Агата Кристи - Кривой домишко
Мы с Софией рассмеялись.
— Старый добрый протестант, — заметил я.
— Да. Слушай, Чарлз, пойдем в гостиную. Там что-то вроде семейного совета. Вообще-то мы намечали его на вечер, но решили начать пораньше.
— Наверное, мне не стоит влезать в ваши дела?
— Если ты собираешься когда-нибудь стать членом нашей семьи, тебе лучше заблаговременно познакомиться с ней поближе.
— А что обсуждается сегодня на семейном совете?
— Дела дяди Роджера. Кажется, ты в курсе его неприятностей. Но как ты мог подумать, что он убил дедушку? Дядя Роджер просто обожал его!
— Я подозревал не Роджера, а Клеменси.
— Только потому, что я сама подкинула тебе эту мысль. Думаю, Клеменси совершенно не расстроится, если Роджер потеряет все деньги. Скорей всего, она даже будет довольна этим. У нее странная страсть не иметь лишних денег. Пойдем.
Когда мы с Софией вошли в гостиную, громкие голоса сразу смолкли. Все посмотрели на нас.
Вся семья была в сборе. Филип сидел у окна в большом, обтянутом малиновой парчой кресле. Его красивое лицо напоминало холодную суровую маску. Он походил на судью, готового огласить приговор. Роджер пристроился на пуфике у камина. Видимо, продолжительное время он нервно ерошил волосы, и сейчас они стояли дыбом по всей голове. Левая штанина у него задралась, галстук сдвинулся набок.

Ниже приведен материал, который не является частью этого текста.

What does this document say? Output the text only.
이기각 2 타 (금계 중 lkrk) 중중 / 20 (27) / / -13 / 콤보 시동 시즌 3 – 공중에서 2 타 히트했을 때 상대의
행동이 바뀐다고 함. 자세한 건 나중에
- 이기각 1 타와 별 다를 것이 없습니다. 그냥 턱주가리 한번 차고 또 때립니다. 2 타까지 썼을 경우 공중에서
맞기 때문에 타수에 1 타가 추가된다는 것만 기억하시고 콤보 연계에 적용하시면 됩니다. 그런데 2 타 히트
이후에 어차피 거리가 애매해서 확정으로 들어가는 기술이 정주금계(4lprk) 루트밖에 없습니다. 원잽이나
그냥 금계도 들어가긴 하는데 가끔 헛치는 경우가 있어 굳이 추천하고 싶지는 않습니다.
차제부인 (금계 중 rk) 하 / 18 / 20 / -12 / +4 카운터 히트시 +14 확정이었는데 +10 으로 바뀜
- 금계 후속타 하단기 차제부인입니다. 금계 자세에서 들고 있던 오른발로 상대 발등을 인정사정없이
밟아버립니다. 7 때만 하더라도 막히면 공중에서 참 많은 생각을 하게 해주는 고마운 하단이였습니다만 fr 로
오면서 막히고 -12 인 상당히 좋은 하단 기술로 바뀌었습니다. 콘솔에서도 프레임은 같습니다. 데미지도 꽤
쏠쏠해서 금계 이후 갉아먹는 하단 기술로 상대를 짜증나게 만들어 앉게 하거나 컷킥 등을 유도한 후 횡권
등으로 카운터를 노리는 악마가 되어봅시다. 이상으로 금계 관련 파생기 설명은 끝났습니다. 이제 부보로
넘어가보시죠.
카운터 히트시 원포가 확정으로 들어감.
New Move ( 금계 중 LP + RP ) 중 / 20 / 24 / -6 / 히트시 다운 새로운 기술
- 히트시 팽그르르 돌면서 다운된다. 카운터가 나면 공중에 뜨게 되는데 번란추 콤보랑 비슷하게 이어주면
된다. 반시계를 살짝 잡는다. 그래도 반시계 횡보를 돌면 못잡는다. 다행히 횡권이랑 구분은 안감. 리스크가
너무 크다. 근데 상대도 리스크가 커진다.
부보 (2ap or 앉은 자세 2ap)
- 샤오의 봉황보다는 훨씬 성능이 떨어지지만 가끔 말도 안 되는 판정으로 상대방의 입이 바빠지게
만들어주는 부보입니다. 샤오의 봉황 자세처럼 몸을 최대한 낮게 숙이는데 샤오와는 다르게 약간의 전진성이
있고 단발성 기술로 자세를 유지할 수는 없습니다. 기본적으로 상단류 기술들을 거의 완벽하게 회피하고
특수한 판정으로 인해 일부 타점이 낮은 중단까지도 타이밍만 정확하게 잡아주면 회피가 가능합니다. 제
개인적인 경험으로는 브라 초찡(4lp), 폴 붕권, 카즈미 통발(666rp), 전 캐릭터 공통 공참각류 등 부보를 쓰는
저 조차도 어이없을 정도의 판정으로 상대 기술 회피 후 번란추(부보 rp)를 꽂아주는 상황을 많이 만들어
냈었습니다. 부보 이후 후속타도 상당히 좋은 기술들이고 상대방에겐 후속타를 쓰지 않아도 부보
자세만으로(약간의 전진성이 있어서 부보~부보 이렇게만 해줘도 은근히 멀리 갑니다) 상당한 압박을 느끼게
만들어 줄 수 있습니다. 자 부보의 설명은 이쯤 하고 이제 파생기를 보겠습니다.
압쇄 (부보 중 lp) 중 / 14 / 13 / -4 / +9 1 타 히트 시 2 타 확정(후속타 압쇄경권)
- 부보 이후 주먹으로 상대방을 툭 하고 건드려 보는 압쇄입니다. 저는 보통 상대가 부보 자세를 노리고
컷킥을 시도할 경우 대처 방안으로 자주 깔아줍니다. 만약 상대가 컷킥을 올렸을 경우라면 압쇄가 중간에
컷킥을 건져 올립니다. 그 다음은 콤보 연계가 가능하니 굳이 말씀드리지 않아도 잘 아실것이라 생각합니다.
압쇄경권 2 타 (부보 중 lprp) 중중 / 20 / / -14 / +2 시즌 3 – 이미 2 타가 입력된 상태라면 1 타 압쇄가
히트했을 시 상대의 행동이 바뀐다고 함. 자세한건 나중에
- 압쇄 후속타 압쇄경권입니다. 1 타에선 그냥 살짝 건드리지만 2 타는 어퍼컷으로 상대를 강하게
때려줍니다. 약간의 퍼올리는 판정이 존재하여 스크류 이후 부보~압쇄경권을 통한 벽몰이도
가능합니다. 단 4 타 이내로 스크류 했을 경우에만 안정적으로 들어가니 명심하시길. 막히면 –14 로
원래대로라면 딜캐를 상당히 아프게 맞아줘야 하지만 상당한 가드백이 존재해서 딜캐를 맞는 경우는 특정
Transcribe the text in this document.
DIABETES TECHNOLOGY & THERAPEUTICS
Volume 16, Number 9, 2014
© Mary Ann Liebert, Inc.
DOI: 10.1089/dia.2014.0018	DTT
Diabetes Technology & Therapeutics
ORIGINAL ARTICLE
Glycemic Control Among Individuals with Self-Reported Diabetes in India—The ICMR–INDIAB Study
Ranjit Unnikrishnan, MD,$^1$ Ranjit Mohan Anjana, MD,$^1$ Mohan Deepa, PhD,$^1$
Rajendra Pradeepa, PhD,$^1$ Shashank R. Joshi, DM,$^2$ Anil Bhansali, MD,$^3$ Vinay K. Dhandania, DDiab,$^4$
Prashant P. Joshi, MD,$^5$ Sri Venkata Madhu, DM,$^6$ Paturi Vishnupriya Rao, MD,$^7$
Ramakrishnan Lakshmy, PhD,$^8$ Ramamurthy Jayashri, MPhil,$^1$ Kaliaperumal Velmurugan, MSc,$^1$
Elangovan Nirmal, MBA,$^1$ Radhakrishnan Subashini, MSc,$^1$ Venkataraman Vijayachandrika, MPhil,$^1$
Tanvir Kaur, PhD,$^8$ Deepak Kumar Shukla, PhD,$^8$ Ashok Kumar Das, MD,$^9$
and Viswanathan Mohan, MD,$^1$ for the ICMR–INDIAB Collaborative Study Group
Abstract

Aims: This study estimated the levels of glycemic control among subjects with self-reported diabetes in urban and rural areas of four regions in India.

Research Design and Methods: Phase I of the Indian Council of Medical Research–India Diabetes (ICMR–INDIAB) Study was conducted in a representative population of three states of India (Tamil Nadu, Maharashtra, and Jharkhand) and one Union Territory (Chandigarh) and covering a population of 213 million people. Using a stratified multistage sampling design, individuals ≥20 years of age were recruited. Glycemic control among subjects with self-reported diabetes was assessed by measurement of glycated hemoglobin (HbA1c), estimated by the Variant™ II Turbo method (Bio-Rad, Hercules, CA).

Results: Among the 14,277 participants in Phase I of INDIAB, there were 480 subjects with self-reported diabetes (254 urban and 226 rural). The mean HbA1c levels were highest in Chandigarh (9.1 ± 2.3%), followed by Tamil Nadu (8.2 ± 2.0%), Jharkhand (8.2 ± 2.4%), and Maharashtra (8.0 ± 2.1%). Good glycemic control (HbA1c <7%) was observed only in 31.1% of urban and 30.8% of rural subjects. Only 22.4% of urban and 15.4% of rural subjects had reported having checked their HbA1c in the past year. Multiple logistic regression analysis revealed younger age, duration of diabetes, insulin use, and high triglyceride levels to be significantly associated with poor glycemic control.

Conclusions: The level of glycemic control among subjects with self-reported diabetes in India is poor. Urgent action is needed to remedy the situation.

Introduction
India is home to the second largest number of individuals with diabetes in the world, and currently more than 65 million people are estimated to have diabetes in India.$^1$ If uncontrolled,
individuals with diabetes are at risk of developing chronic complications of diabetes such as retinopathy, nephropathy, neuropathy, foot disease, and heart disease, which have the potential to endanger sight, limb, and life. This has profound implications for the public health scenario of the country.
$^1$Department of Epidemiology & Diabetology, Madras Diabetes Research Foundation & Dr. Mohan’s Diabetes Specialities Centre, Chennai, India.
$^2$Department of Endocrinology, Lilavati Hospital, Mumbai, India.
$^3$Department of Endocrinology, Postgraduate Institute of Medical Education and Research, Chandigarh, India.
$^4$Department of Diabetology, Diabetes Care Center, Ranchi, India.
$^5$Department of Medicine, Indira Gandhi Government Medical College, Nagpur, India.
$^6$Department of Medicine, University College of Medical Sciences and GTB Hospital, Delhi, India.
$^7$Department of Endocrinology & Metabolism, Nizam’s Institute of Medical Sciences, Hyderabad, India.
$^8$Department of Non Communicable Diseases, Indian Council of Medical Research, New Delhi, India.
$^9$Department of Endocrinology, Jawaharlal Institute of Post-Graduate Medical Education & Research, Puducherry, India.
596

Великан тяжело дышал, лицо его раскраснелось. Рядом с мужем сидела Клеменси — ее миниатюрная фигура буквально утопала в огромном глубоком кресле. Отвернув лицо в сторону от остальных присутствующих, она бесстрастным взглядом изучала обшитые деревом стены. Эдит, прямая как палка, восседала на дедушкином кресле и, плотно сжав рот, с невероятной скоростью орудовала вязальными спицами. Самыми привлекательными фигурами в гостиной были Магда и Юстас, будто сошедшие с портрета Гейнсборо. Мать и сын расположились на диване — смуглый красивый подросток с мрачным взглядом и около него, небрежно бросив руку на спинку дивана, Магда, герцогиня из замка „Три фронтона“, в изысканном темном халате, из-под полы которого была аккуратно выставлена маленькая ножка в парчовой туфельке.
Филип нахмурился.
— София, — сказал он, — извини, но мы обсуждаем внутрисемейные дела. Мисс де Хэвилэнд звякнула спицами. Я приготовился извиниться и выйти, но София опередила меня.
— Мы с Чарлзом, — сказала она звонким решительным голосом, — собираемся пожениться. Я хочу, чтобы мой жених присутствовал на семейном совете.
— А почему бы и нет? — вскричал Роджер, порывисто вскакивая с пуфика. — Я повторяю, Филип, в этом деле нет ничего секретного! Завтра-послезавтра об этом узнает весь мир. И в любом случае, мой мальчик, — Роджер подошел ко мне и дружески положил руку на мое плечо, — вы все равно уже все знаете. Вы же присутствовали при моем утреннем разговоре с полицейскими в Скотленд-Ярде.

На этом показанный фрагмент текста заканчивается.